C’è dunque un eroe “maledetto”, c’è un ostile ambiente di provincia (una suggestiva Rimini invernale, livida, cupa che è un luogo ma anche uno stato d’animo e una condizione, che forse conta più della storia in sé, come ebbe a dire lo stesso Zurlini. C’è un’atmosfera sospesa, rarefatta e melanconica; ci sono i personaggi di contorno tra cui spicca un ottimo Giancarlo Giannini nel ruolo di Giorgio Mosca detto Spider, folletto bizzarro a sua volta attratto dal fascino ombroso di Daniele del quale vorrebbe investigare il passato); c’è una sapiente scrittura nella descrizione dell’ignobile verminaio della combriccola provinciale dedita a partite di poker e bevute, cui si contrappongono le sortite verso i cieli di uno spiritualismo cristiano (la scena a Monterchi dove Daniele e Vanina stanno davanti all’affresco della Madonna del Parto di Piero Della Francesca). Daniele vorrebbe redimere Vanina, redimendo se stesso; salvarla salvandosi.

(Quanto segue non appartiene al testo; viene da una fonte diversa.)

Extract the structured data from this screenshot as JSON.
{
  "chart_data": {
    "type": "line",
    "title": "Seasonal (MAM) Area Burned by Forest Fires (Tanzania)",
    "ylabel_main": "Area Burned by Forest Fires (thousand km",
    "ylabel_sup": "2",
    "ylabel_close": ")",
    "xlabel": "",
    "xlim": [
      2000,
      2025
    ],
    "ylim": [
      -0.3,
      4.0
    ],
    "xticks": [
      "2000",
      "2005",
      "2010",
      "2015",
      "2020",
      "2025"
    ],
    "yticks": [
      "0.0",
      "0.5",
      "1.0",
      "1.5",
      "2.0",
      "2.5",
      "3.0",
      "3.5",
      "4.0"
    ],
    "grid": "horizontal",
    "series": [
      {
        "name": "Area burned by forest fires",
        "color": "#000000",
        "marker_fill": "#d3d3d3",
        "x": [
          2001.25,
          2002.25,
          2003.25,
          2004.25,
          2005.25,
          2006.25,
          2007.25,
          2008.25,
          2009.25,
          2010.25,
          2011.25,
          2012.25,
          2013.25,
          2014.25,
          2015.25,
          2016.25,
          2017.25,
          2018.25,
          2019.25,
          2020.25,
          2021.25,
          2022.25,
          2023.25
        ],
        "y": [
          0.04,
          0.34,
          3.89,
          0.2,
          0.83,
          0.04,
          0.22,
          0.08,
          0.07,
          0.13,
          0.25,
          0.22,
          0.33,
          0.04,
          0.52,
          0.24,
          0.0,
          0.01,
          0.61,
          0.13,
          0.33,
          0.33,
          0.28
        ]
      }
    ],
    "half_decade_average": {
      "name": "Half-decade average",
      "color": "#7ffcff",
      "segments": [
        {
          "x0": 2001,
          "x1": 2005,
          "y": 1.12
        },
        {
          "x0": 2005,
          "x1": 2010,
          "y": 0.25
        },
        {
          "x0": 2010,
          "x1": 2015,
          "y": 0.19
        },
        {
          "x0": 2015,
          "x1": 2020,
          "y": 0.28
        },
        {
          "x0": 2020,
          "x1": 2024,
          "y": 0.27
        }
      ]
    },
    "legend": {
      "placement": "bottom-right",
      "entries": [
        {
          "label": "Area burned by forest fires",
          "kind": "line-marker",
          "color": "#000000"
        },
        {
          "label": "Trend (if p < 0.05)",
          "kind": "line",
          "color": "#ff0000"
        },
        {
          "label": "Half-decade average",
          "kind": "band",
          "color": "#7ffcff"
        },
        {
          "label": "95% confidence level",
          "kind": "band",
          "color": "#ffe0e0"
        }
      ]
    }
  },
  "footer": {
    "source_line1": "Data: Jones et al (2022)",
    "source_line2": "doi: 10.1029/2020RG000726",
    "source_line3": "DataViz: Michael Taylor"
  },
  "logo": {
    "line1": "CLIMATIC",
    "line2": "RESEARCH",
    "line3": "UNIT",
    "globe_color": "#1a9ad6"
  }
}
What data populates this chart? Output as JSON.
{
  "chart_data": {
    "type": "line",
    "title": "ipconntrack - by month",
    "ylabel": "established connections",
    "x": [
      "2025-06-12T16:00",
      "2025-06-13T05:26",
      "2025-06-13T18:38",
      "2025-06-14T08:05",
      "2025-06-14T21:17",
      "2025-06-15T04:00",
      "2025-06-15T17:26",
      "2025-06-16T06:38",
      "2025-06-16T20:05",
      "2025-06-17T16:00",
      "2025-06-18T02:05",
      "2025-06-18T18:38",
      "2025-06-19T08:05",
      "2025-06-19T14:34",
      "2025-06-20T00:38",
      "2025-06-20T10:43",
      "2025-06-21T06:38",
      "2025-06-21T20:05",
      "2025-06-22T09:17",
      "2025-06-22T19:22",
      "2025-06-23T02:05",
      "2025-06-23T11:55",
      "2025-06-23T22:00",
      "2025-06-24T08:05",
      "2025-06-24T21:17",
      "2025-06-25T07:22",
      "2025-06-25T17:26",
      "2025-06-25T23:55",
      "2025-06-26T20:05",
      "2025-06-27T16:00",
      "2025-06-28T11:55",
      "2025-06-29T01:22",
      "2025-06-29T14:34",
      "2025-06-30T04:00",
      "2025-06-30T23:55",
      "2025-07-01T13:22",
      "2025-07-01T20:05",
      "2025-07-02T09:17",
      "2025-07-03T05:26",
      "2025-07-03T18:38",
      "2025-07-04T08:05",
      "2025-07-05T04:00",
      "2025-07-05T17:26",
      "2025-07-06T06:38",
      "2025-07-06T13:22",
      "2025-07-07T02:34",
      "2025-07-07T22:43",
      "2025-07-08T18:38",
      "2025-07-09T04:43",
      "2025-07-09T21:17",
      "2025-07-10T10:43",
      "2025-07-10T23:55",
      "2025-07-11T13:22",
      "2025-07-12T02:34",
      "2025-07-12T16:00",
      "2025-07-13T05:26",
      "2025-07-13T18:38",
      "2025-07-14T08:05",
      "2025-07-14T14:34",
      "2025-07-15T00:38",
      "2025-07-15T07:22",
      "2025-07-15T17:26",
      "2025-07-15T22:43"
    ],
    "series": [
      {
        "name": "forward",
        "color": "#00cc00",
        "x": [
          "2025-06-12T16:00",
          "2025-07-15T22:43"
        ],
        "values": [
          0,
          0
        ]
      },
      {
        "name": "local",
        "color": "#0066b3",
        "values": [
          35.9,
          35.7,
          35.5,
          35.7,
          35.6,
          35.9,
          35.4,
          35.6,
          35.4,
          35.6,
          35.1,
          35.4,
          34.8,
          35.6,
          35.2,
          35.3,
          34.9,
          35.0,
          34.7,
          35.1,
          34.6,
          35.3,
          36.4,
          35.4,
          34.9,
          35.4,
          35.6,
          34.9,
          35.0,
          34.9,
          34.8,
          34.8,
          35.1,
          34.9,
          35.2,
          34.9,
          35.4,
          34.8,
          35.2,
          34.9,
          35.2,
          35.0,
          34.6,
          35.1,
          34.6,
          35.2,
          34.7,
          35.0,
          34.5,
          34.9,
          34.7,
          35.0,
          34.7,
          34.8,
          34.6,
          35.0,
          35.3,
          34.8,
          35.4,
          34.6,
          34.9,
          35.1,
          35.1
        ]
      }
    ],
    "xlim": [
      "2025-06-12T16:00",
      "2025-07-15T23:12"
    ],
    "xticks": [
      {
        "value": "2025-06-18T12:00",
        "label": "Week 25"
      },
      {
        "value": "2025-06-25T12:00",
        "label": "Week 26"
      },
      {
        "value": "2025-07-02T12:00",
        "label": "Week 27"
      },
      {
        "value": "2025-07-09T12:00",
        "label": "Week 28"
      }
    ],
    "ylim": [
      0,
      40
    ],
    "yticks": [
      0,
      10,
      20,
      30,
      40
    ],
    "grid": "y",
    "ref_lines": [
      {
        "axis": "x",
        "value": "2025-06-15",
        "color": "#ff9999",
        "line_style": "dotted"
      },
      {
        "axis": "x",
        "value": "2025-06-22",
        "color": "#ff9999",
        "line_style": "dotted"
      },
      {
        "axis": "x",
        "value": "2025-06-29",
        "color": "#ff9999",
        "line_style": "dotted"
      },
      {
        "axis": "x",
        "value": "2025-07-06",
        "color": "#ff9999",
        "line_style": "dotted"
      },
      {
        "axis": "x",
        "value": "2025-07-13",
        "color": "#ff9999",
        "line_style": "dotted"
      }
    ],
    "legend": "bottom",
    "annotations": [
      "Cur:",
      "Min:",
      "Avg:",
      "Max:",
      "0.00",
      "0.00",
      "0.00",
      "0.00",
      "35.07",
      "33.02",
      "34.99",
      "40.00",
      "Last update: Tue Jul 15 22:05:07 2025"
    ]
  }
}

L’epilogo del film è drammatico e svela il mistero sulle origini aristocratiche del personaggio eternamente in fuga, figlio di un eroe di El Alamein. La prima notte di quiete è ispirato a una frase di Goethe per indicare “perché finalmente si dorme senza sogni” e la vita con i suoi affanni quotidiani non può più farci soffrire.

Impossibile non mettere il film in relazione ai “I vitelloni” di Fellini, trent’anni dopo, quando l’innocenza è ormai perduta e i nuovi vitelloni di Rimini ivi descritti non fanno più ridere ma sono incanagliti da una vita senza senso. Alain Delon dal fascino umbratile e tenebroso non è mai stato così bravo e bello. Una curiosità: la lavorazione del film fu molto difficile perché tra il regista e il protagonista non ci fu molta sintonia. Pare che Zurlini gli avesse detto molto ruvidamente: “Spero che la tua sia stata una buona interpretazione”. Al che, piccato, Delon replicò: “Spero che tu abbia fatto un buon film”.

Nonostante ciò, l’attore francese amò molto il personaggio interpretato e indossò per tutta la durata del film, il cappotto di cammello e il maglione verde che erano abiti personali di Zurlini.